Though commonly referred to as Tennis Elbow, this injury is actually caused by the inflammation of the tendons and muscles in the forearm, and as such is a form of tendonitis. These particular muscles are used to bend the wrist back, causing the palm to be face up. The reason the injury is referred to as tennis elbow is that sports such as tennis can cause these muscles to become overused, bringing on the inflammation and pain.
Does tennis elbow only affect tennis players?
No. Another sport where tennis elbow can be a common problem with players is golf, and consequently is sometimes referred to as golfer’s elbow. The symptoms and pain are similar in this case, the difference being that any swelling appears on the inside of the elbow, because the arm, muscles and tendons are used slightly differently in the repetitive movement of the golf swing. For instance, a left-handed golfer will feel the pain in his/her right elbow, as pulling the club through the swing with the right arm causes the inflammation and discomfort. Tennis elbow can also affect weightlifters and baseball players.
What are the symptoms of tennis elbow?
Symptoms may include any or all of the following:
- Swelling on the outside of the elbow (or inside, in terms of golfer’s elbow)
- Tenderness or discomfort around the elbow joint
- Pain when moving the elbow joint
How is tennis elbow treated?
The usual treatments for tennis elbow include complete rest of the arm, the application of ice packs, and an elbow support or wrist-splint in order to assist the healing process and encourage rest of the tendons. However, if these options are unsuccessful, a cortisone and anaesthetic injection can greatly relieve the symptoms and pain. If the condition is severe, meaning there is restricted movement in the joint and injections are unsuccessful in curing the problem, surgery may be required.
How can tennis elbow be prevented?
A cure for tennis elbow can have as much to do with technique as medical treatment. A tennis player can learn to position his/her feet in order to put the full weight of the body behind a shot without putting too much stress on the elbow, muscles and tendons of the racquet-bearing arm. Learning the correct body position for a shot can drastically reduce the stress on the elbow, as the player is using the weight and strength of the body rather than the arm.

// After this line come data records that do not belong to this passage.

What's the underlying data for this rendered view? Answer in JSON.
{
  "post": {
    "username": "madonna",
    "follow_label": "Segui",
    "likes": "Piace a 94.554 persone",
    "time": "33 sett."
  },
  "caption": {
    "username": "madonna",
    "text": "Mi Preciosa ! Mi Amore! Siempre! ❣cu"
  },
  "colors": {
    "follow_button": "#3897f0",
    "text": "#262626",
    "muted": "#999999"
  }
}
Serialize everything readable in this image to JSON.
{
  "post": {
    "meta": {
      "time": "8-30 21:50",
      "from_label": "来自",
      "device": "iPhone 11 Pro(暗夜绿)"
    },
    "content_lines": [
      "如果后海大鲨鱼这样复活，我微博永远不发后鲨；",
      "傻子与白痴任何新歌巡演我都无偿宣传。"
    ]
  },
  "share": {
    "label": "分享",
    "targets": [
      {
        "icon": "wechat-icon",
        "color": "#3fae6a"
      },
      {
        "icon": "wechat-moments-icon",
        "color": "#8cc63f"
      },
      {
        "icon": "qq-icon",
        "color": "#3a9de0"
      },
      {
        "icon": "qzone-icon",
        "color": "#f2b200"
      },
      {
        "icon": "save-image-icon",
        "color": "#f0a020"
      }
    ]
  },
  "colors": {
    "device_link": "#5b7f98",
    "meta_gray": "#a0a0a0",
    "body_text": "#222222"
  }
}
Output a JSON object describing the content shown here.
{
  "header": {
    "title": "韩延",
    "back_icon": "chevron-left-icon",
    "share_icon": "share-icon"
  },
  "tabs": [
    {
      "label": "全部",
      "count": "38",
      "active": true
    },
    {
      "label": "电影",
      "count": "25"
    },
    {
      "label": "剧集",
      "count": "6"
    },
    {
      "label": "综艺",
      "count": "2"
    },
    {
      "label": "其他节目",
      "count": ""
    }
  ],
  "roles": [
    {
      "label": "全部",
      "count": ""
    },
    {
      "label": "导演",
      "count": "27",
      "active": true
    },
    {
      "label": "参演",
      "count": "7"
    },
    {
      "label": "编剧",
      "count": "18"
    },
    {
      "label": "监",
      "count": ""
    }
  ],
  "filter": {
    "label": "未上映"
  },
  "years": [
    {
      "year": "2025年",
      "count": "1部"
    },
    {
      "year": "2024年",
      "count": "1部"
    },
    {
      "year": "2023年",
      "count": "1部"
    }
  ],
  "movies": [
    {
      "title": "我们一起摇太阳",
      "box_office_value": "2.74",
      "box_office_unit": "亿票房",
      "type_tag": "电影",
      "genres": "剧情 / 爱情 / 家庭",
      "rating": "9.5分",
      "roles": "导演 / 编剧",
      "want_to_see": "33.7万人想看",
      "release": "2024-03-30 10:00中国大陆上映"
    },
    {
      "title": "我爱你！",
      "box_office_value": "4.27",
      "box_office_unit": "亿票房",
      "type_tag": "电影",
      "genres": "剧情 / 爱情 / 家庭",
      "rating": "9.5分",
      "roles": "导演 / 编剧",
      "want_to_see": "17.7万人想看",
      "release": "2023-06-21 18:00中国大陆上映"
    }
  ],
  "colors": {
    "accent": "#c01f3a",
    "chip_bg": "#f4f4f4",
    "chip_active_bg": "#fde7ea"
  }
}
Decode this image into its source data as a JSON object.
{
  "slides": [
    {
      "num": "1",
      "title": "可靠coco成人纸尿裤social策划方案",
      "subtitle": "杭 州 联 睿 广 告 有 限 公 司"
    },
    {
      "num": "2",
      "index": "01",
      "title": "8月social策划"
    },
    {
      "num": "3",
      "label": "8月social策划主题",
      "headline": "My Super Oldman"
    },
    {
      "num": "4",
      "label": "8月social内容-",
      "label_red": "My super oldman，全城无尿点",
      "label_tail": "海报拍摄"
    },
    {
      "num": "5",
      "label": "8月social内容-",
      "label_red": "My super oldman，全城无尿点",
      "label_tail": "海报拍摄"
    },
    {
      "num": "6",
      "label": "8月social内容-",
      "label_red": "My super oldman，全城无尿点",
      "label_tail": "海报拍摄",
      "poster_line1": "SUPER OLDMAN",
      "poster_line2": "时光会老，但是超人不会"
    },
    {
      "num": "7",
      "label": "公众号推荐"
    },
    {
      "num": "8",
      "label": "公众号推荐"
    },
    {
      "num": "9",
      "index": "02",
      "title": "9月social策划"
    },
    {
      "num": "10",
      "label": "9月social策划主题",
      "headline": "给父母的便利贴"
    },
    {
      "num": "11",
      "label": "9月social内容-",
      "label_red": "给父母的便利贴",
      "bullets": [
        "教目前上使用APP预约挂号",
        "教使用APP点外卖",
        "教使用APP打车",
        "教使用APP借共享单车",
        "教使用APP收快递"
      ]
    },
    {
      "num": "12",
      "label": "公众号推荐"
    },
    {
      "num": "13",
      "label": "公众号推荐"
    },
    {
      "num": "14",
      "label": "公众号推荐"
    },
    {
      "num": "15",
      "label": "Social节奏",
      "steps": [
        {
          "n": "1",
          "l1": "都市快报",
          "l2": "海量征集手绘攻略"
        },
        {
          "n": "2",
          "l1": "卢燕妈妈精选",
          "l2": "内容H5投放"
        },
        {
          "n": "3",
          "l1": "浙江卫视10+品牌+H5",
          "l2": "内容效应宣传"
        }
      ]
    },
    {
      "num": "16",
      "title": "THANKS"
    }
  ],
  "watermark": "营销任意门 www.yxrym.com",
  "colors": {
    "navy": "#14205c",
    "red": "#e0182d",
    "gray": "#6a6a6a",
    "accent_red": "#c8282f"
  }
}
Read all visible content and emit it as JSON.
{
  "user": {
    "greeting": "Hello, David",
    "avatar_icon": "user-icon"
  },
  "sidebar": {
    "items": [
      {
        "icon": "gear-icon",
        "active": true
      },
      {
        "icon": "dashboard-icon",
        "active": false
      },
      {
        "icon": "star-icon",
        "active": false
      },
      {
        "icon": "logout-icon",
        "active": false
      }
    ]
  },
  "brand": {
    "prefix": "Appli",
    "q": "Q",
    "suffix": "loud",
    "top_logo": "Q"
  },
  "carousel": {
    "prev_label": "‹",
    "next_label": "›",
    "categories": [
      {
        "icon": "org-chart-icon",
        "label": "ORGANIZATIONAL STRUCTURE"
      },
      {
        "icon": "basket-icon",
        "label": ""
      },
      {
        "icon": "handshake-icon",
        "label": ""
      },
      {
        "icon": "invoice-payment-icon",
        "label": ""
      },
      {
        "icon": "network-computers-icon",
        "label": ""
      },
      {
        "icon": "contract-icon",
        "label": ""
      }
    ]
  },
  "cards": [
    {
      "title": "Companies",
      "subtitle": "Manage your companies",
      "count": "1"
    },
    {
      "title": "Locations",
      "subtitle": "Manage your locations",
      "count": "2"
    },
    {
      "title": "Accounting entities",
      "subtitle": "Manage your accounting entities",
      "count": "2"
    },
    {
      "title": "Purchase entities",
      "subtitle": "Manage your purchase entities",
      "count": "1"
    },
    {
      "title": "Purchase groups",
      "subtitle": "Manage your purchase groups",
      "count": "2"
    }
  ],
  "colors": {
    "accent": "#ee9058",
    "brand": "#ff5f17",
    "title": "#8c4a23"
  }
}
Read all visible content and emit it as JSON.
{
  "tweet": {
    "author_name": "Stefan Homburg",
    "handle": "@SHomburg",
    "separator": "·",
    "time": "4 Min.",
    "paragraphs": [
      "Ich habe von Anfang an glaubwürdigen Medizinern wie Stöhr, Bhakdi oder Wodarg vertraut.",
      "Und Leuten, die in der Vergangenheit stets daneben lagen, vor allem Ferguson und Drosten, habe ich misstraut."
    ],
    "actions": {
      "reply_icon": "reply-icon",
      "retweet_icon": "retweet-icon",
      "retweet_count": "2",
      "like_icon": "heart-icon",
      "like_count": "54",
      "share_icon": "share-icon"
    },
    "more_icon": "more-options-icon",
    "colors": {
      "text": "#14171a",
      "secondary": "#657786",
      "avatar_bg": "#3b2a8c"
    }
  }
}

What about golfer’s elbow?
Similarly to tennis players, golfers can learn to ‘smooth out’ any problems with their technique in order to reduce the strain on the elbow.
Are there any exercises that could help?
The following exercises can help to improve the strength of the forearm and therefore prevent injury.
- Wrist curls –while holding a light dumbbell at your side with the palm forward, flex the wrist forward and up.
- Reverse wrist curls – as with wrist curls, but with the palm facing backward.
- Squeeze a soft tennis ball until the hand feels tired – this strengthens the muscles in the forearm.